Abortion as homicide, no exceptions to save women's lives, and the death penalty for women who have abortions

jill.substack.com
man in black jacket walking on hallway
Photo by Rosalind Chang on Unsplash

It hasn’t even been a year since the Supreme Court overturned Roe v. Wade, and we’re already seeing the anti-abortion movement push laws they’d previous claimed were beyond the pale. In Tennessee, the anti-abortion movement is threatening Republican politicians with a downgraded “pro-life” rating if they sign onto a bill that would allow abortions to be performed to save a pregnant woman’s life. In Kentucky, a bill would allow prosecutors to charge women who have abortions with homicide; a proposed bill in South Carolina would give a fetus the same legal rights as you or I, which could open women up to homicide charges for abortion, which would be extension open them up to being sentenced to death for abortion. Across conservative states, laws are in place or under consideration that would punish doctors for abortion — and even “exceptions” to save a pregnant woman’s life would still allow doctors to be criminally prosecuted.
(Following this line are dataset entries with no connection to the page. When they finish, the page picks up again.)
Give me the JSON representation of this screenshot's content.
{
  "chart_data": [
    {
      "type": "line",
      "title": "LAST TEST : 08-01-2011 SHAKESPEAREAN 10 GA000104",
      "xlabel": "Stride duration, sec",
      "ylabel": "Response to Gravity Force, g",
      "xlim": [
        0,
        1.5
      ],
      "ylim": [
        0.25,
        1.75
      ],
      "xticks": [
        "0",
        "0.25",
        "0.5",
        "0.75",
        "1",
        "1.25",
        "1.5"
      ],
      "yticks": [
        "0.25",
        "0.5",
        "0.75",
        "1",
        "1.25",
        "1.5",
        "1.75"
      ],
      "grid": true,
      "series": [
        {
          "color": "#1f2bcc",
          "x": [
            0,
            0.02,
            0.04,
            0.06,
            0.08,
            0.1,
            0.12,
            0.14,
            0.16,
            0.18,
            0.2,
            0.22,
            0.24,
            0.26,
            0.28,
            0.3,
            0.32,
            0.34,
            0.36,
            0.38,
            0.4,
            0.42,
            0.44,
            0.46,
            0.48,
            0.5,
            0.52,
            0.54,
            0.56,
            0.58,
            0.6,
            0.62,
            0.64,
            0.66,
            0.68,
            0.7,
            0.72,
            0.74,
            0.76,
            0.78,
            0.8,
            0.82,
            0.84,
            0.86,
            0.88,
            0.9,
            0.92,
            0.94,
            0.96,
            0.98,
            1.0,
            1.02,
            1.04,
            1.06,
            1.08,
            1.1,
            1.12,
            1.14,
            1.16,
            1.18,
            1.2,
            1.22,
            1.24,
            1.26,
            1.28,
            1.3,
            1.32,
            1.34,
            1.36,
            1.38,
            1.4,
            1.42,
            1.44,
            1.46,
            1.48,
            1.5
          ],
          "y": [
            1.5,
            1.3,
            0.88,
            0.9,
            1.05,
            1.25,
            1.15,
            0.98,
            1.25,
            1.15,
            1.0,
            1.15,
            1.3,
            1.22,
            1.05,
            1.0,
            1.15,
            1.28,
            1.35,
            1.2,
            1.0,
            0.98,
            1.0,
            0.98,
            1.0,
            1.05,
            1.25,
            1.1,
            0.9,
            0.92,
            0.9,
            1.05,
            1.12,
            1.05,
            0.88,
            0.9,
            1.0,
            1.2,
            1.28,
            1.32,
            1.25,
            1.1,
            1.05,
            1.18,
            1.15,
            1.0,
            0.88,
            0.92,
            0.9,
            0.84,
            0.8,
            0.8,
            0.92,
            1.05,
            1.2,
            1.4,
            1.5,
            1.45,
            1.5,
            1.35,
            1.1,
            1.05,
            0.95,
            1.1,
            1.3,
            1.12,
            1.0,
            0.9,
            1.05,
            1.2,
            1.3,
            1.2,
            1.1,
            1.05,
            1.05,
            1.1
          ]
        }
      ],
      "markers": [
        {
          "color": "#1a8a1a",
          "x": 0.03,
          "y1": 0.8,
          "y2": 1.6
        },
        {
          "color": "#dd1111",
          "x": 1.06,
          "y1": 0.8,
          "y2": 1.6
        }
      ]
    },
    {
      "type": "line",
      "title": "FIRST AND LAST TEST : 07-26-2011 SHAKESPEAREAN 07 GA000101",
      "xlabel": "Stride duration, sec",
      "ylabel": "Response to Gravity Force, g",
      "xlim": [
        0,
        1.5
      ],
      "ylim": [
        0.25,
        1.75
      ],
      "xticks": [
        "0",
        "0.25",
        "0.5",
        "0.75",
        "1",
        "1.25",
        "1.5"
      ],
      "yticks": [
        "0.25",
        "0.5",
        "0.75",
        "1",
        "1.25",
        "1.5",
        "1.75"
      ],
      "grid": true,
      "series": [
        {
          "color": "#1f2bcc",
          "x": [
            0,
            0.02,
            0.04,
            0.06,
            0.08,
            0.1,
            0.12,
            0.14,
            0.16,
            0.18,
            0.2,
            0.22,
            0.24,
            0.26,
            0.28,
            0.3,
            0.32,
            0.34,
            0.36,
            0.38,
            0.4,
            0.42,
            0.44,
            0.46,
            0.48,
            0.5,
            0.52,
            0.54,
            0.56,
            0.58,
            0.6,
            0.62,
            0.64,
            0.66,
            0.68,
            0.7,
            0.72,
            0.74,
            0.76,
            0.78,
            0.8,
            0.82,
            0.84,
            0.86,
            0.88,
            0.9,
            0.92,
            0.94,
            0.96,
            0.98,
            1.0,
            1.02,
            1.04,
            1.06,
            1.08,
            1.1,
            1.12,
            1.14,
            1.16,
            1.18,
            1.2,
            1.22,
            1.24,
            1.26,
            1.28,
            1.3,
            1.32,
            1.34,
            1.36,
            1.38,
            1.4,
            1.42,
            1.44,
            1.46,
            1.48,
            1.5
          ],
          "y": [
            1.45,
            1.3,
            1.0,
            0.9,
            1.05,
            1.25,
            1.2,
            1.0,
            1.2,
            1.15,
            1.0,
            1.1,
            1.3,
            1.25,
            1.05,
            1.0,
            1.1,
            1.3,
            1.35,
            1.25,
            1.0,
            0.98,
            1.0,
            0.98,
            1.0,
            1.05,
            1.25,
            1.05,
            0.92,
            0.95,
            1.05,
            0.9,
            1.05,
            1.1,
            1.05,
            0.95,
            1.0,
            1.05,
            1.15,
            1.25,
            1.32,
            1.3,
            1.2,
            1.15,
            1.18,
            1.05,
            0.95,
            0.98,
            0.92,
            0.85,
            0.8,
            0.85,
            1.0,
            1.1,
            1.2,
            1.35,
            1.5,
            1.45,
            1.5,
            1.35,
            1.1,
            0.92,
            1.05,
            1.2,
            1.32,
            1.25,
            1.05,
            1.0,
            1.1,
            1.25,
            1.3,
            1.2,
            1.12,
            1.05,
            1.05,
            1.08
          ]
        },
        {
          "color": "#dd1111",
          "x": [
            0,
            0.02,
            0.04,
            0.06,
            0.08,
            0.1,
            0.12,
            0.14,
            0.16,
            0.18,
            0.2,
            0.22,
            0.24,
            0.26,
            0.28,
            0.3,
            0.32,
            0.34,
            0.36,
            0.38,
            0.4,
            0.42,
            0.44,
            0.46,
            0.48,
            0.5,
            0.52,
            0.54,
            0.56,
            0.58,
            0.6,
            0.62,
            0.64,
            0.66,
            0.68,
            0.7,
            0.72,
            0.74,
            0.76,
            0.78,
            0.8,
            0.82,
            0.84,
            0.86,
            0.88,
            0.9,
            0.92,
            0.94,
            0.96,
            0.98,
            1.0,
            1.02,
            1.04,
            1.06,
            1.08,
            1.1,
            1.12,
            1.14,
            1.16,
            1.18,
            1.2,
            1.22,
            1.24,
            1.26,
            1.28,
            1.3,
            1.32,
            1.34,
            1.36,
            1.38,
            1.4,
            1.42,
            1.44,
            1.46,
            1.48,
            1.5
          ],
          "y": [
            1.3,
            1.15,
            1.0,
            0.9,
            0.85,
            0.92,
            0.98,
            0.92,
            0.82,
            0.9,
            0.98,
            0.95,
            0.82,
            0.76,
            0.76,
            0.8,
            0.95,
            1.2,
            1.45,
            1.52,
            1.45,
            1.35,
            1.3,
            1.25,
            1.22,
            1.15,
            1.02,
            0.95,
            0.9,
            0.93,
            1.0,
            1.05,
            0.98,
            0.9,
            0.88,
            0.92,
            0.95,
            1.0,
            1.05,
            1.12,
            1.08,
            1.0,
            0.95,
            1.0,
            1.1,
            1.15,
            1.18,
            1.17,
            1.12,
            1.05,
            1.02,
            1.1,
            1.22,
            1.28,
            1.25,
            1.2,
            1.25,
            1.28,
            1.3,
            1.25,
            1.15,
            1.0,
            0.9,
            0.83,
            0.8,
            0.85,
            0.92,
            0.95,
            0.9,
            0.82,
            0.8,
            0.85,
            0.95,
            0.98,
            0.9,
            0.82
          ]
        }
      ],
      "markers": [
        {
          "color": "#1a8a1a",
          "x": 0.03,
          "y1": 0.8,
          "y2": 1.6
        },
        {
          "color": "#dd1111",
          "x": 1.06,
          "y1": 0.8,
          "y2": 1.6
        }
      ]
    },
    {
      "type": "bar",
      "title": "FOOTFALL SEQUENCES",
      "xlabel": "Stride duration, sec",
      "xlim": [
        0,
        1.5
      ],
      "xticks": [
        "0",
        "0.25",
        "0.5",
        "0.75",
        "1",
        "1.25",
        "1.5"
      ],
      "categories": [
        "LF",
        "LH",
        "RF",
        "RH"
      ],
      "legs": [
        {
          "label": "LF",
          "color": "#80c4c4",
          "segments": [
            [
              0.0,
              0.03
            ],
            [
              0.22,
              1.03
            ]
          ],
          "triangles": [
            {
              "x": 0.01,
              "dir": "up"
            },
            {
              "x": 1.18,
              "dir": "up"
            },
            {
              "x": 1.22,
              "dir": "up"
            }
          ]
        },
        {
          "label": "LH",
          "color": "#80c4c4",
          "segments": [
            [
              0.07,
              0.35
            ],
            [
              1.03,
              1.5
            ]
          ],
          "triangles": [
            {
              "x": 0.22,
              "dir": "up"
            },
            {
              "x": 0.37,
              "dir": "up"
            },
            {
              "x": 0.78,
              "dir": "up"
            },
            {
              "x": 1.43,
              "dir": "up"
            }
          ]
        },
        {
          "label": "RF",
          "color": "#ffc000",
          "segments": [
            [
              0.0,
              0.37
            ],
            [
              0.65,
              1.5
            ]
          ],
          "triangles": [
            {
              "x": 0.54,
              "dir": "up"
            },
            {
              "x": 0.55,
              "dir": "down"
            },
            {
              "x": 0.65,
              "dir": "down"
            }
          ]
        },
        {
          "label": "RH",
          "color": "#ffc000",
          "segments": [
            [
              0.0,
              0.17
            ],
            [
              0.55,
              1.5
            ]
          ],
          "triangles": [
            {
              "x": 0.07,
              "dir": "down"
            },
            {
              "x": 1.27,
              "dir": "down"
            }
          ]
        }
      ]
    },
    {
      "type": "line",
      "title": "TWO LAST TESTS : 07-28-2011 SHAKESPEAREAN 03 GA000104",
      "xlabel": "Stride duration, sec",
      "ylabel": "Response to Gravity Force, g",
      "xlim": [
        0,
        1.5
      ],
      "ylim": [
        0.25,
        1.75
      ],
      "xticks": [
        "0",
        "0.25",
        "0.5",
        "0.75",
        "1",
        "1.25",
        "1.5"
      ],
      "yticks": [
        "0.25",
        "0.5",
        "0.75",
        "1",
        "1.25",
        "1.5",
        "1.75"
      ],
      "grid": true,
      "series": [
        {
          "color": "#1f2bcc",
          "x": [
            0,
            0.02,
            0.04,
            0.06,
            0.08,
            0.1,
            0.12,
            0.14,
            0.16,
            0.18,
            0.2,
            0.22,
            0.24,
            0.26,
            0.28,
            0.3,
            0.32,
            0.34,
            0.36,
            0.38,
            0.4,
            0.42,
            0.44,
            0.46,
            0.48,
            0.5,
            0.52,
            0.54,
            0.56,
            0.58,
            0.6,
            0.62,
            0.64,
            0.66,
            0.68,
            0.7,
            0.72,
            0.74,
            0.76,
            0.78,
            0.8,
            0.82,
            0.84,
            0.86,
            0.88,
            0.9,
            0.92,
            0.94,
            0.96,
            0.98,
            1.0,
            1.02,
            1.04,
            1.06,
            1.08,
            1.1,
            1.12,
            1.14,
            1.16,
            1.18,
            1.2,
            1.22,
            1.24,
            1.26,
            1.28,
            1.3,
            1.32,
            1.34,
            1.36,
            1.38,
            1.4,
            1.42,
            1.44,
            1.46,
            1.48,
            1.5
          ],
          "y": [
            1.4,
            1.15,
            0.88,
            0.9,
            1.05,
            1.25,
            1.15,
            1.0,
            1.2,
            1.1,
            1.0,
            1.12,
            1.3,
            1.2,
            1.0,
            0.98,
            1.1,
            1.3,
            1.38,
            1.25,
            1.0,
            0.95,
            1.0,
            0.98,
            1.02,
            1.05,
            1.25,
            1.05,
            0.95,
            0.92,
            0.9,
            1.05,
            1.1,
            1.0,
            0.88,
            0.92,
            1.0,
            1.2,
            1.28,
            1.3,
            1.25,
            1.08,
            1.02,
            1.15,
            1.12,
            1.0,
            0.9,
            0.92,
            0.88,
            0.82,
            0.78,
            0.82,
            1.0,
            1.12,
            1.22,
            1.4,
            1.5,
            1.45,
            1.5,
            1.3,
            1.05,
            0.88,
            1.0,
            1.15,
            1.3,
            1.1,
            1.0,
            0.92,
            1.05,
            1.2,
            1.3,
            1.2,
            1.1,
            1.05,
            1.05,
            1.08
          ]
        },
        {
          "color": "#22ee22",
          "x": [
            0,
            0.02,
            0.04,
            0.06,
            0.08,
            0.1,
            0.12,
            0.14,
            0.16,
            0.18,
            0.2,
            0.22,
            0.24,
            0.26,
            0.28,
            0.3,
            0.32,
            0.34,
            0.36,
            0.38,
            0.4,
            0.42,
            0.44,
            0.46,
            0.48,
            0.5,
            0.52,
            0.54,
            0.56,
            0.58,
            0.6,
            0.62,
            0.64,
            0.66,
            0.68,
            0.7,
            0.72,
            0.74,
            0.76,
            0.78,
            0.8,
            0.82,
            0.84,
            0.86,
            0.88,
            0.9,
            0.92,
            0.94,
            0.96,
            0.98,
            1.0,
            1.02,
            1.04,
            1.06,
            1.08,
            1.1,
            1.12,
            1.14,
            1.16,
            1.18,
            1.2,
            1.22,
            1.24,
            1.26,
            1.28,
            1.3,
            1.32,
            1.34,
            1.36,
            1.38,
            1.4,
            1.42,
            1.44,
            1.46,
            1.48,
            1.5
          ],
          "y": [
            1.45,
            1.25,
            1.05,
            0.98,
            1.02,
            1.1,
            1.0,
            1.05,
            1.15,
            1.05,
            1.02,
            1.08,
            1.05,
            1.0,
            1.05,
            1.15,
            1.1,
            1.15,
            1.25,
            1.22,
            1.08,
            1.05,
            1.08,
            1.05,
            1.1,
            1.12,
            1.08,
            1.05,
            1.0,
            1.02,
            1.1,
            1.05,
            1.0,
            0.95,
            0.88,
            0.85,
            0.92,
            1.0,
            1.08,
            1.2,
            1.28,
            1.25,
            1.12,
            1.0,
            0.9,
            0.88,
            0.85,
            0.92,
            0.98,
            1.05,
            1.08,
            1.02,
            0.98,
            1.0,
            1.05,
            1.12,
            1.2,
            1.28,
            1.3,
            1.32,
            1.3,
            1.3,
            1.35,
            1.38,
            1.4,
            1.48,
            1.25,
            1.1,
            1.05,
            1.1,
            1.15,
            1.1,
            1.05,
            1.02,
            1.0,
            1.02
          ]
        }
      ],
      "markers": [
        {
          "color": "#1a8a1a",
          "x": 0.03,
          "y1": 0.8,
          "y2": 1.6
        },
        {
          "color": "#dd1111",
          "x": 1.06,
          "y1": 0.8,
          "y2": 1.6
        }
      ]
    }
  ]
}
The Tennessee story is a telling one. In that state, abortion is outlawed without exception. If a pregnant woman’s life is in danger and a doctor has to perform an abortion to save her, that doctor is still presumed to have broken the law and can be prosecuted. The law then allows the doctor to present “this was a life-saving abortion” an affirmative defense — after that doctor has been charged, indicted, hauled into criminal court, potentially had their license suspended, and almost surely spent a huge sum trying to stay out of prison, because malpractice insurance doesn’t cover criminal charges.

This affirmative defense mechanism — presuming all abortions are criminal acts, and making doctors prove otherwise — is an increasingly common one in abortion bans. Legislators could simply write in exceptions for a pregnant woman’s life (or her health, or rape, or incest, or severe fetal anomaly), but in many anti-abortion states, they have chosen not to. And it’s clear why: They want doctors to hesitate before offering abortion care, even to women in acute medical distress.